Yup! Tater soup would be good bout now!


----------



## RoryGoggin (Jan 6, 2005)

Now THAT if funny - I was just thinking that it's soon time for potato soup yesterday as the "cold front" came through.


----------



## RuddeDogg (Mar 20, 2004)

Just had me some New England Clam chowder. I'm good to go.


----------



## flathead (Dec 18, 2003)

Tater soup and clam chowder are wintertime favorites here.


----------



## clean one (Nov 7, 2006)

hell its 90 degrees here, but a pot of tater soup sounds good! my wife puts cabbage in hers, its great!


----------



## BigJeff823 (Oct 14, 2002)

I like some Gumbo when them Cold November days come in.


----------



## markedwards (Jan 29, 2001)

BigJeff823 said:


> I like some Gumbo when them Cold November days come in.


 i'm with you! thank god i married a cajun


----------



## RAYTOGS (May 8, 2010)

My wife puts a can of corned beef it her potato soup. Man thats good when its cold out.


----------



## wdbrand (May 24, 2007)

How da hell you afford canned corned beef?
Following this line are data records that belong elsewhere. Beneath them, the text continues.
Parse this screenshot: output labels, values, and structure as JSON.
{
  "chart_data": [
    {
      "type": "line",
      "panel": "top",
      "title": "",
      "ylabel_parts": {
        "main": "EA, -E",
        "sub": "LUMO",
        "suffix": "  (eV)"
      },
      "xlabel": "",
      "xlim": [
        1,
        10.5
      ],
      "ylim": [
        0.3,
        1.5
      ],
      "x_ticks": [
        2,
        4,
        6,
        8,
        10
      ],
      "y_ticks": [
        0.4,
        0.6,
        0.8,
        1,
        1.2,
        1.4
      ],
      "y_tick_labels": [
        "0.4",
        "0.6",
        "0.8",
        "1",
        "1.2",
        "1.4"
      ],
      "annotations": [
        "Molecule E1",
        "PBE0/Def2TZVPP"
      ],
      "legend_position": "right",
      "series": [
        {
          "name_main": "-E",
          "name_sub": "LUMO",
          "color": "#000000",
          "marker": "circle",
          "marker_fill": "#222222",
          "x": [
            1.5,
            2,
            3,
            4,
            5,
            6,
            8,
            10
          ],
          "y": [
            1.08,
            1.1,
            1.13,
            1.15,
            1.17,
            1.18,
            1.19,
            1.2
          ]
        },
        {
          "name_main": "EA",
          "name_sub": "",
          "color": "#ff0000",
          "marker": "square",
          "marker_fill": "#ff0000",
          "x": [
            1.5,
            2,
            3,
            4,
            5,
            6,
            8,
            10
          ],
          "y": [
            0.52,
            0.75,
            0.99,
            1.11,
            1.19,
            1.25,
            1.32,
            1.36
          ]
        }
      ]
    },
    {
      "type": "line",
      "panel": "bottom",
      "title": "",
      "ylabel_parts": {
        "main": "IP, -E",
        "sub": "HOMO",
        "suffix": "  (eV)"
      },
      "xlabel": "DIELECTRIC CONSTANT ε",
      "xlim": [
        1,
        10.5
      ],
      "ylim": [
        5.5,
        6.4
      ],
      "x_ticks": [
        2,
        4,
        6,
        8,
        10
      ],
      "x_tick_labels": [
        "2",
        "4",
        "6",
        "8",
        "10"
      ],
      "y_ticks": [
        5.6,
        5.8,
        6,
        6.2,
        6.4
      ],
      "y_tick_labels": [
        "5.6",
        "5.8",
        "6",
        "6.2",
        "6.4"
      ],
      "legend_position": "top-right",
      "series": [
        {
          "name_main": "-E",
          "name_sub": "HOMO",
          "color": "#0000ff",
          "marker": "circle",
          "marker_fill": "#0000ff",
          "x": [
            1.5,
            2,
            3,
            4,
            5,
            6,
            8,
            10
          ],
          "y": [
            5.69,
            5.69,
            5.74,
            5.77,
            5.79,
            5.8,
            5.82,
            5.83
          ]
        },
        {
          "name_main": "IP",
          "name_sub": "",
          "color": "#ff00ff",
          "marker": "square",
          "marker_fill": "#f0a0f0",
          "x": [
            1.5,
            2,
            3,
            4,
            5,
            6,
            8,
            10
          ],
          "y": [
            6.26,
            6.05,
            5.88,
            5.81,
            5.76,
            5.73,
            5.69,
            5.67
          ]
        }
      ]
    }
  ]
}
I can recollect when people would snicker attcha fer etin corned beef. Po mans meal. At $4.99 per 1 lb can, I doubts iffen Warren Buffet could affords it.


----------



## RAYTOGS (May 8, 2010)

Well, i dont et it to offen. Besides , i tried cookin a brisket and couldnt get it done on the inside to suit me. I cant stand a piece of bloody meat, and thats what i had after smoking it for damn near 6 hours. Once in a while i can find the canned stuff 2 for 1.


----------